Sinh [sin] noun: Traditional Laos skirt worn by women all over the country.

Sunday, 15 June 2014

The Caves of Revolution

Communists in Caves - a simplified view of a revolution.

In the 1960s and 70s, the Lao revolution was coordinated by passionate, idealistic men and women living in caves in Northern Laos. They lived and worked and planned and dreamed in them for around 9 years. They were bombed, shot at, hated, demonised, vilified. They survived. They won. Their children now run the Laos Government.
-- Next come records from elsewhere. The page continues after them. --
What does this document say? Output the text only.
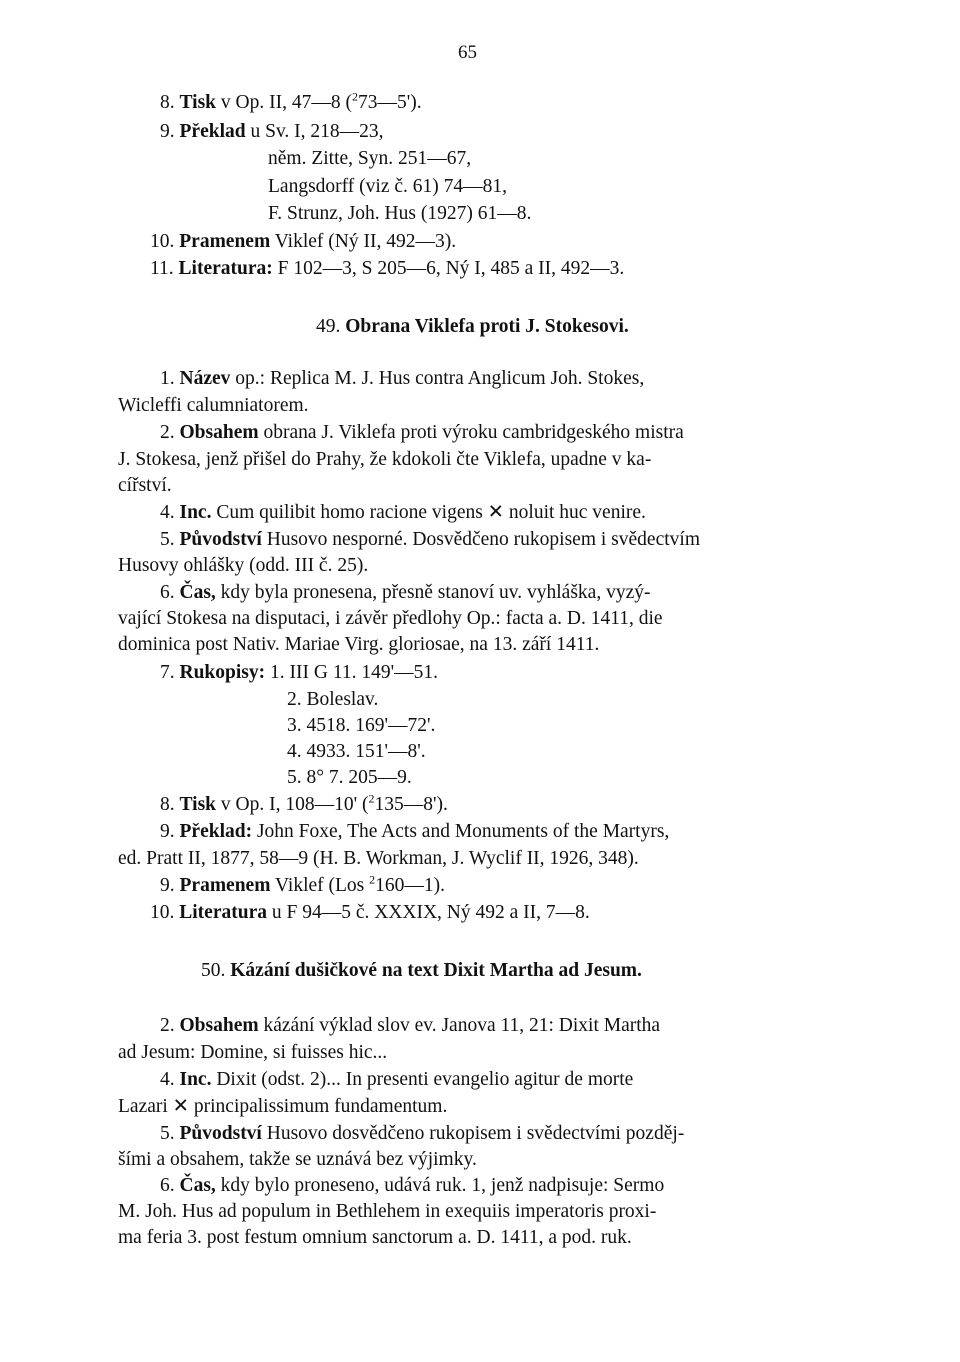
65
8. Tisk v Op. II, 47—8 ($^2$73—5').
9. Překlad u Sv. I, 218—23,
něm. Zitte, Syn. 251—67,
Langsdorff (viz č. 61) 74—81,
F. Strunz, Joh. Hus (1927) 61—8.
10. Pramenem Viklef (Ný II, 492—3).
11. Literatura: F 102—3, S 205—6, Ný I, 485 a II, 492—3.
49. Obrana Viklefa proti J. Stokesovi.
1. Název op.: Replica M. J. Hus contra Anglicum Joh. Stokes,
Wicleffi calumniatorem.
2. Obsahem obrana J. Viklefa proti výroku cambridgeského mistra
J. Stokesa, jenž přišel do Prahy, že kdokoli čte Viklefa, upadne v ka-
cířství.
4. Inc. Cum quilibit homo racione vigens ✕ noluit huc venire.
5. Původství Husovo nesporné. Dosvědčeno rukopisem i svědectvím
Husovy ohlášky (odd. III č. 25).
6. Čas, kdy byla pronesena, přesně stanoví uv. vyhláška, vyzý-
vající Stokesa na disputaci, i závěr předlohy Op.: facta a. D. 1411, die
dominica post Nativ. Mariae Virg. gloriosae, na 13. září 1411.
7. Rukopisy: 1. III G 11. 149'—51.
2. Boleslav.
3. 4518. 169'—72'.
4. 4933. 151'—8'.
5. 8° 7. 205—9.
8. Tisk v Op. I, 108—10' ($^2$135—8').
9. Překlad: John Foxe, The Acts and Monuments of the Martyrs,
ed. Pratt II, 1877, 58—9 (H. B. Workman, J. Wyclif II, 1926, 348).
9. Pramenem Viklef (Los $^2$160—1).
10. Literatura u F 94—5 č. XXXIX, Ný 492 a II, 7—8.
50. Kázání dušičkové na text Dixit Martha ad Jesum.
2. Obsahem kázání výklad slov ev. Janova 11, 21: Dixit Martha
ad Jesum: Domine, si fuisses hic...
4. Inc. Dixit (odst. 2)... In presenti evangelio agitur de morte
Lazari ✕ principalissimum fundamentum.
5. Původství Husovo dosvědčeno rukopisem i svědectvími pozděj-
šími a obsahem, takže se uznává bez výjimky.
6. Čas, kdy bylo proneseno, udává ruk. 1, jenž nadpisuje: Sermo
M. Joh. Hus ad populum in Bethlehem in exequiis imperatoris proxi-
ma feria 3. post festum omnium sanctorum a. D. 1411, a pod. ruk.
I'd heard about offices, boardrooms, a school, a hospital and homes inside a series of limestone karst mountains. They hid from American bombers who were supposed to be fighting the North Vietnamese, but were secretly bombing the crap out of Lao citizens on the side.
 
Talkin' bout a revolution

Then

Vieng Xai is about 50 or 60 kilometres from the Vietnam border in the north east of Laos. This was the centre of dissidence; where the Pathet Lao collaborated, planned and strategised to take Laos back from foreign influences, remove the monarchy, elitism and inequality. The Vietnamese communist movement highlighted and condemned this stuff. The left-leaning Laos listened.
These Laos, trained and educated by the Vietnamese, believed that the communist ideals of Marx and Lenin would free their nation from oppression and create self-rule. They spent decades protesting, trying to influence government, objecting to the direction of Lao politics and the unjust distribution of wealth. Ramping up their efforts during the 60s and early 70s (during the height of the US-Vietnam war),the revolutionaries recruited thousands of soldiers and villagers to their cause. They armed and trained them.

Armed and dangerous
The Americans recruited the already marginalised ethnic minority, the Hmong, to their anti-communist cause. They armed and trained them, too. They also had a CIA-funded  and heavily armed air force.
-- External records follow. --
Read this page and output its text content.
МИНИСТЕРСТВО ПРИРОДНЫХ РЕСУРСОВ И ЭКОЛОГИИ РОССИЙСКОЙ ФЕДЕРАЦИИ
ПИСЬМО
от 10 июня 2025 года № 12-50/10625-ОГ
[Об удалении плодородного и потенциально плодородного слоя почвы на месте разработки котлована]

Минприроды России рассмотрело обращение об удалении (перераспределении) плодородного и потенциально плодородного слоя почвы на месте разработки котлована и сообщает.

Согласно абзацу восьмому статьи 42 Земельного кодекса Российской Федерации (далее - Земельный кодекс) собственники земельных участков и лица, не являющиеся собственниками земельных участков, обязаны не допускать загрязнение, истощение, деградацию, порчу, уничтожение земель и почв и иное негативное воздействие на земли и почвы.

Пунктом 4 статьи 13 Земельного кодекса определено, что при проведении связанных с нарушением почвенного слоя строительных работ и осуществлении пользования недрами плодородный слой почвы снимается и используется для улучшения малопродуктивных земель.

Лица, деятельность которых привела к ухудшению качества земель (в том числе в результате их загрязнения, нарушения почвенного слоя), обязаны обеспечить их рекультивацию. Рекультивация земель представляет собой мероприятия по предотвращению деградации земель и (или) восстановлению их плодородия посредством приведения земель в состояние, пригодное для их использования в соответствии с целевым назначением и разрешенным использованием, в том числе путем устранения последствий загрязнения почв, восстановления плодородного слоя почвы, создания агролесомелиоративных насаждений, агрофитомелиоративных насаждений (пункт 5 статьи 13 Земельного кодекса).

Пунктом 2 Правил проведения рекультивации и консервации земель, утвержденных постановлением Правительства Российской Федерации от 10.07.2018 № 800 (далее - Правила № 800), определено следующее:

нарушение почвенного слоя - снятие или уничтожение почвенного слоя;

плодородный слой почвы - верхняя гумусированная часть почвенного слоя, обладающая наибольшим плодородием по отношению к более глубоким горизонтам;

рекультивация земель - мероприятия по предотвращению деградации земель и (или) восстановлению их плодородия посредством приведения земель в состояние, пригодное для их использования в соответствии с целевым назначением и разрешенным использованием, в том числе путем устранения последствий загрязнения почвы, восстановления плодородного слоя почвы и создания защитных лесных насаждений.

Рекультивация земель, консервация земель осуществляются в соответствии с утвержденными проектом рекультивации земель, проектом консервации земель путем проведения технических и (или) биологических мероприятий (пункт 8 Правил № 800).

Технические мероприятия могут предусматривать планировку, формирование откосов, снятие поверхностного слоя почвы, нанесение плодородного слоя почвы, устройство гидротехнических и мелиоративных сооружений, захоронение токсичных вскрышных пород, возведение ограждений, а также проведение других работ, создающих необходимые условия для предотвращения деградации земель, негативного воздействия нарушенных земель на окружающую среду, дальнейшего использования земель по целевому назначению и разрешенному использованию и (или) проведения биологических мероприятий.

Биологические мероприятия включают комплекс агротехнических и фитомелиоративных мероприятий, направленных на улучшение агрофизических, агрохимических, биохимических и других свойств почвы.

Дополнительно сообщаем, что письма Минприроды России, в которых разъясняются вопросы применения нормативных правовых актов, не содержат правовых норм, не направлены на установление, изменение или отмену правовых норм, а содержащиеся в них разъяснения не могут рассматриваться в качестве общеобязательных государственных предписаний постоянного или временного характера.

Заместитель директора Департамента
Lenin - communism uncorrupted

Communism -what a pity the statues last longer than the ideals


Battles raged. It wasn't pretty. They all persevered for years and years and years. Hundreds, thousands, died. The Pathet Lao won! (sort of). Communism had conquered Imperialism (sort of).

This new government took the reins with plans for a Marxist/Leninist utopia where land was shared, utilities democratically owned, poverty eliminated and Laos people in charge of their own country (not a French official in sight) and the people's voices would finally be heard.

Now

So, 40-odd years later, Clara and I went to have a look. The caves are now a museum venerating the important revolutionaries and their dedicated followers. Tourists by the busloads visit (apparently - we didn't see any). In fact we hardly saw anyone. This is one museum that every Lao adult knows and many want to visit. But it's just so far away from everywhere ...
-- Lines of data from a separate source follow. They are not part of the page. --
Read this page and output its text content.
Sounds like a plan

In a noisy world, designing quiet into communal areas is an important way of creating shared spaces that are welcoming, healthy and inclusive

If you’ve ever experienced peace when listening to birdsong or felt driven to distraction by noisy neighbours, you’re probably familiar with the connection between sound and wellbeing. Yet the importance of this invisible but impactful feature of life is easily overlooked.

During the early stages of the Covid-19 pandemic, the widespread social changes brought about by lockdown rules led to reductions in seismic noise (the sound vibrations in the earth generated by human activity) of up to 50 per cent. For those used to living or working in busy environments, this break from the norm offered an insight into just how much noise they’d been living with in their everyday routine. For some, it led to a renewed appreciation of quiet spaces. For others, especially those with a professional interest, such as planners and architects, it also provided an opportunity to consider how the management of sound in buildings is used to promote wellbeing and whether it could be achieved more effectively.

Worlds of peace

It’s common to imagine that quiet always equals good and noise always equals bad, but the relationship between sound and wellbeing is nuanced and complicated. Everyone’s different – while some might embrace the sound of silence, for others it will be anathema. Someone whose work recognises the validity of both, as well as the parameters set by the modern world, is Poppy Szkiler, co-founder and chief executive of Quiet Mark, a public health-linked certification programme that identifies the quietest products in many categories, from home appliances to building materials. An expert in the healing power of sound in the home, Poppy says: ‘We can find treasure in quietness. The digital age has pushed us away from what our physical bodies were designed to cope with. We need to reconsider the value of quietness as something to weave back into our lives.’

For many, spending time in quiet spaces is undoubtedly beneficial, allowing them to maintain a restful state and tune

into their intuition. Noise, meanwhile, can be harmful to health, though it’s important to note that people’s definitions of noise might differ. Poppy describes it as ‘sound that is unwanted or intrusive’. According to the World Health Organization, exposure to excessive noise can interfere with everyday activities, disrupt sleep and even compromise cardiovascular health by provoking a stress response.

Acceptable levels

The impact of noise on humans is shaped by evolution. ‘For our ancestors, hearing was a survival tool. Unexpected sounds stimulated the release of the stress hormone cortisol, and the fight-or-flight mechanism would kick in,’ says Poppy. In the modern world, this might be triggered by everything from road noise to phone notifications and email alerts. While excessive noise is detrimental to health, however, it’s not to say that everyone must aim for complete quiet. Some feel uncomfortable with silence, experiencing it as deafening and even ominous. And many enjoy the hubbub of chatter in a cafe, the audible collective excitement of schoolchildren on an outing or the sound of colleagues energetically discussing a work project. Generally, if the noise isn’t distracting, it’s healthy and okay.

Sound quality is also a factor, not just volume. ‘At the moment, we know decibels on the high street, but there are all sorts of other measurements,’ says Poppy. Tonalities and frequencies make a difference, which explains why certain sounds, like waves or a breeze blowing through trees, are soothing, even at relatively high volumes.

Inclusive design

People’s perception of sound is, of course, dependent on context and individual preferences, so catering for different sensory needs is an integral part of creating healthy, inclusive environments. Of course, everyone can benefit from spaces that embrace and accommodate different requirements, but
So we did the tour and trod (and rode) in the footsteps of these most venerated revolutionaries. The Australian-made audio tour was fabulous! (that was a bit of a surprise!). Here's some of what we did and saw...

The Countryside

The landscape here is beautiful. Sharp mountains, lush jungle, mysterious caves. The audio tour told me about the bombing, the running for cover, waking up to the sounds of planes dropping bombs, shooting back with anti-aircraft guns set at the entrance of caves, hiding children and chickens from view. 



The Tour

We paid our entrance fee at the tourist centre, hired bicycles and grabbed our audio tour gadgets. Our guide led the way on his scooter. We pedalled along after him, trying to keep up. I puffed a lot.

Inside the Caves

We walked through many caves deep inside many mountains. Some had been dynamited to created walk ways; some were using naturally formed caverns as homes and hospitals and cabinet war rooms. Some had roofing and electricity. Others were dark, wide gaps inside mountains.


There are a few items placed throughout the caves to give an authentic feel. There are a few maps, pictures and pitchers, some knick knacks from back in the day.